Where a therapies is newly demonstrated to be effective, the side that didn't predict it will adjust their theoretical framework to contain it. That is happening at the moment for senescent cell clearance, predicted by the damage repair advocates of the SENS rejuvenation research community. Programmed aging theorists will now argue that rising levels of senescent cells are a part of the aging program, in some way a consequence of changing epigenetics. Alternatively, both sides might agree that senescent cell accumulation has a lot to do with immune system aging, and then disagree entirely about why it is that the immune system fails with age. Based on progress to date, I'm not optimistic that this debate will be conclusively resolved any time soon, even as we enter the golden age of therapies based on repair of molecular damage, informed by the theoretical view that aging is at root caused by that damage.

Aubrey and Me

I've been in the field of aging research from the late 1990s, just the time when Aubrey de Grey was getting his start. Before others, Aubrey had the vision to realize that cancer, heart disease, and Alzheimer's would never be conquered without addressing their biggest risk factor: aging. From the beginning, I admired Aubrey's successes in communicating with scholars and the public, and I reached out to him. He has always been gracious and supportive of me personally, appreciating the large common ground that we share.

There is, however, one foundational issue on which we disagreed from the start. Aubrey regards aging as an accumulation of damage. Evolution has permitted the damage to accumulate at late ages because (as Medawar theorized in 1952) there is little or no selection against it, since almost no animals live long enough in the wild to die of old age. Aubrey's program is called SENS, where the E stands for "engineering." The idea is to engineer fixes to the 7 major areas where things fall apart with age.

I regard aging as a programmed process, rooted in gene expression.
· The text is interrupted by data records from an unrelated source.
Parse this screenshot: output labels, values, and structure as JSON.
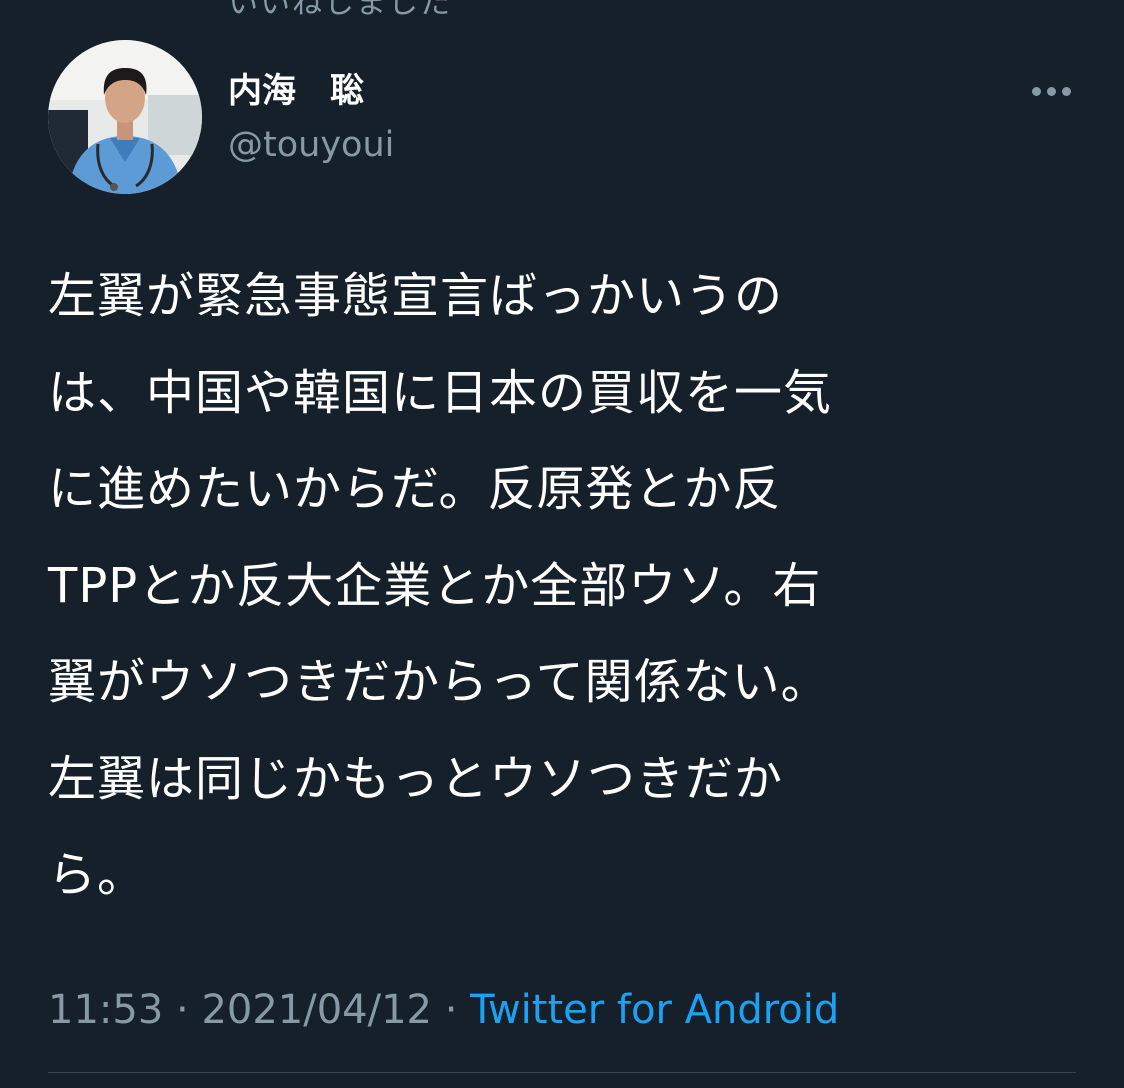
{
  "header": {
    "partial_text": "いいねしました"
  },
  "author": {
    "name": "内海　聡",
    "handle": "@touyoui",
    "avatar": "doctor-avatar"
  },
  "menu": {
    "icon": "more-dots-icon"
  },
  "tweet": {
    "lines": [
      "左翼が緊急事態宣言ばっかいうの",
      "は、中国や韓国に日本の買収を一気",
      "に進めたいからだ。反原発とか反",
      "TPPとか反大企業とか全部ウソ。右",
      "翼がウソつきだからって関係ない。",
      "左翼は同じかもっとウソつきだか",
      "ら。"
    ]
  },
  "meta": {
    "time": "11:53",
    "separator": " · ",
    "date": "2021/04/12",
    "source": "Twitter for Android"
  },
  "colors": {
    "background": "#15202b",
    "text": "#ffffff",
    "secondary": "#8899a6",
    "link": "#1da1f2",
    "divider": "#38444d"
  }
}
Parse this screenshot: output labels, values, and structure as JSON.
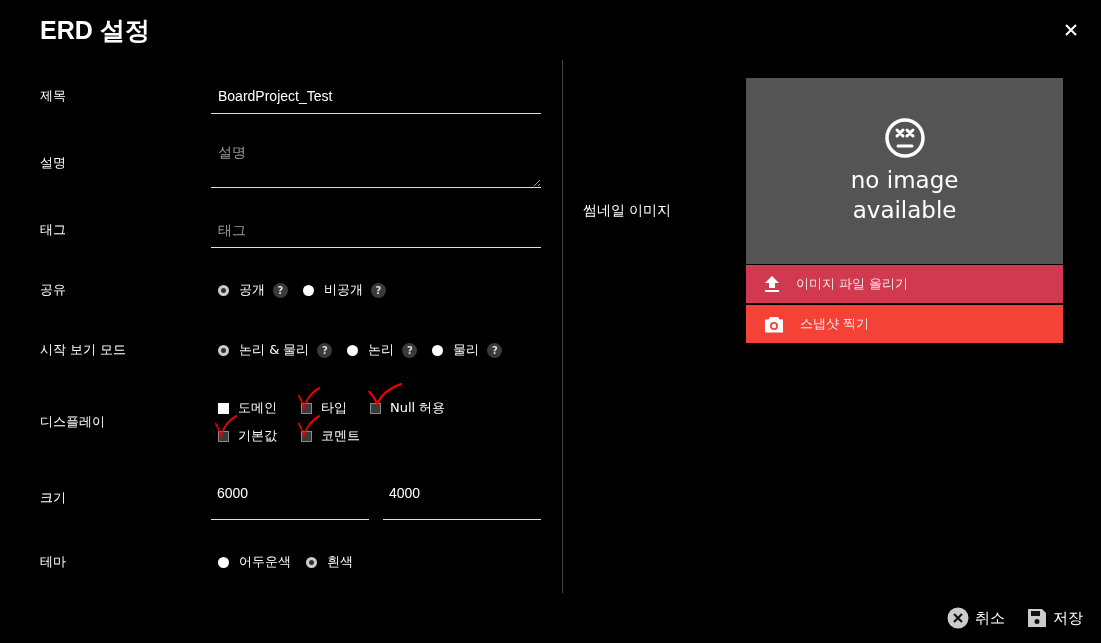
{
  "dialog": {
    "title": "ERD 설정"
  },
  "fields": [
    {
      "kind": "text",
      "label": "제목",
      "value": "BoardProject_Test"
    },
    {
      "kind": "textarea",
      "label": "설명",
      "placeholder": "설명"
    },
    {
      "kind": "text",
      "label": "태그",
      "placeholder": "태그"
    },
    {
      "kind": "radio",
      "label": "공유",
      "options": [
        {
          "label": "공개",
          "selected": true,
          "help": "?"
        },
        {
          "label": "비공개",
          "selected": false,
          "help": "?"
        }
      ]
    },
    {
      "kind": "radio",
      "label": "시작 보기 모드",
      "options": [
        {
          "label": "논리 & 물리",
          "selected": true,
          "help": "?"
        },
        {
          "label": "논리",
          "selected": false,
          "help": "?"
        },
        {
          "label": "물리",
          "selected": false,
          "help": "?"
        }
      ]
    },
    {
      "kind": "checks",
      "label": "디스플레이",
      "options": [
        {
          "label": "도메인",
          "checked": false,
          "annotated": false
        },
        {
          "label": "타입",
          "checked": true,
          "annotated": true
        },
        {
          "label": "Null 허용",
          "checked": true,
          "annotated": true
        },
        {
          "label": "기본값",
          "checked": true,
          "annotated": true
        },
        {
          "label": "코멘트",
          "checked": true,
          "annotated": true
        }
      ]
    },
    {
      "kind": "pair",
      "label": "크기",
      "values": [
        "6000",
        "4000"
      ]
    },
    {
      "kind": "radio",
      "label": "테마",
      "options": [
        {
          "label": "어두운색",
          "selected": false
        },
        {
          "label": "흰색",
          "selected": true
        }
      ]
    }
  ],
  "thumbnail": {
    "label": "썸네일 이미지",
    "placeholder": "no image available",
    "upload": "이미지 파일 올리기",
    "snapshot": "스냅샷 찍기"
  },
  "footer": {
    "cancel": "취소",
    "save": "저장"
  }
}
Just as we express growth genes when we are in the womb and ramp up the sex hormones when we reach puberty, so the process continues to a phase of self-destruction. In later life, we over-express genes for inflammation and cell suicide; we under-express genes for antioxidants, autophagy (recycling), and repair of biomolecules. I believe in an approach to anti-aging that works through the body's signaling environment. If we can shift the molecular signals in an old person to look like the profile of a young person, then the person will become young. The body is perfectly capable of doing its own repair, and needs no engineering from us.
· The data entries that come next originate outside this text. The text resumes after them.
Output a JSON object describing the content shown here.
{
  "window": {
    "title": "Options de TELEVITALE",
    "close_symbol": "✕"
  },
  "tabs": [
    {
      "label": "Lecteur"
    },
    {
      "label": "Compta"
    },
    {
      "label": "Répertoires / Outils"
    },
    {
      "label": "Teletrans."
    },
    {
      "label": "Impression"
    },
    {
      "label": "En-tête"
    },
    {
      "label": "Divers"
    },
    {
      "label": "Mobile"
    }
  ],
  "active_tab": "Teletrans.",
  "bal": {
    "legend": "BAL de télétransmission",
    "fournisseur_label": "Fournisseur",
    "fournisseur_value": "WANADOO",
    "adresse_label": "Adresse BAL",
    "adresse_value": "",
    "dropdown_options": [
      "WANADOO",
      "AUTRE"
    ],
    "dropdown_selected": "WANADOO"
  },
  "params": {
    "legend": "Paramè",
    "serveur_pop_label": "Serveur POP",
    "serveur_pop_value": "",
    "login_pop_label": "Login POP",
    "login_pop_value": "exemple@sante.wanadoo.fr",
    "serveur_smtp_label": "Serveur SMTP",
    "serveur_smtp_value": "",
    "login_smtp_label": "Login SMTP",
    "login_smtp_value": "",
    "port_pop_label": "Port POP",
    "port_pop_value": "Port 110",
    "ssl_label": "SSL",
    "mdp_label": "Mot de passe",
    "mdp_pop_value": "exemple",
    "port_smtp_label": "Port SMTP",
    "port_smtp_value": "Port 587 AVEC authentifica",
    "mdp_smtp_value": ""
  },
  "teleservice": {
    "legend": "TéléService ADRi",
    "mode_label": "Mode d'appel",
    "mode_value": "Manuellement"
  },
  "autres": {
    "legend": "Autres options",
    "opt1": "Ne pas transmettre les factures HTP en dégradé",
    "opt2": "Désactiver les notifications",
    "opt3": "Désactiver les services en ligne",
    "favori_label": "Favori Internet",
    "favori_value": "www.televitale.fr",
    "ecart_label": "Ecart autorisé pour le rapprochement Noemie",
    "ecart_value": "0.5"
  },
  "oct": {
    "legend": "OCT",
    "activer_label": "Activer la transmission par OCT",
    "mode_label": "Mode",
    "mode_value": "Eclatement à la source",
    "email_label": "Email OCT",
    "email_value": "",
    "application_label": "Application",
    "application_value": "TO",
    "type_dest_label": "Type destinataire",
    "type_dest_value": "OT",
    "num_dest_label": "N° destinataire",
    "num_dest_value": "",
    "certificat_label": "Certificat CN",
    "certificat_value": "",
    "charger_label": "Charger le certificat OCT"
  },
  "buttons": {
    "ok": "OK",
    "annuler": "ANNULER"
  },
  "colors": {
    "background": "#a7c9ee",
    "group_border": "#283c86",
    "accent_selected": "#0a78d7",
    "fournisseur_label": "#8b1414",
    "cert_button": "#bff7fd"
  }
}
Over the years, research findings have accumulated, and both Aubrey and I have learned a thing or two. I'm happy to say that our favored strategies are converging, even as our philosophical underpinnings continue to differ.

Aubrey now finds optimism in the existence of what he calls "cross-talk". If we engineer a fix for one kind of damage, the body may sometimes regain the ability to repair other, seemingly unrelated kinds of damage. Hence, we may not have to engineer solutions to everything-some will come for free. A dramatic example is in the benefit of senolytics. Cells become senescent over time. I see this as a programmed consequence of short telomeres; Aubrey sees it as a response to damage in the cells. But both of us were surprised and delighted to learn, a few years ago, that elimination of senescent cells in mice had 20-30% benefits for lifespan in mice. Even though only a tiny fraction of all cells become senescent, they are a major source of cytokines (signal molecules) that promote inflammation and can cause nearby cells to become senescent in a vicious circle; this apparently accounts for the great benefit that comes from eliminating them. If we find appropriately selective senolytic agents that can eliminate senescent cells without collateral damage, then the signals that up-regulate inflammation will be cut way back, and a great deal of the work needed to repair inflammatory damage is obviated.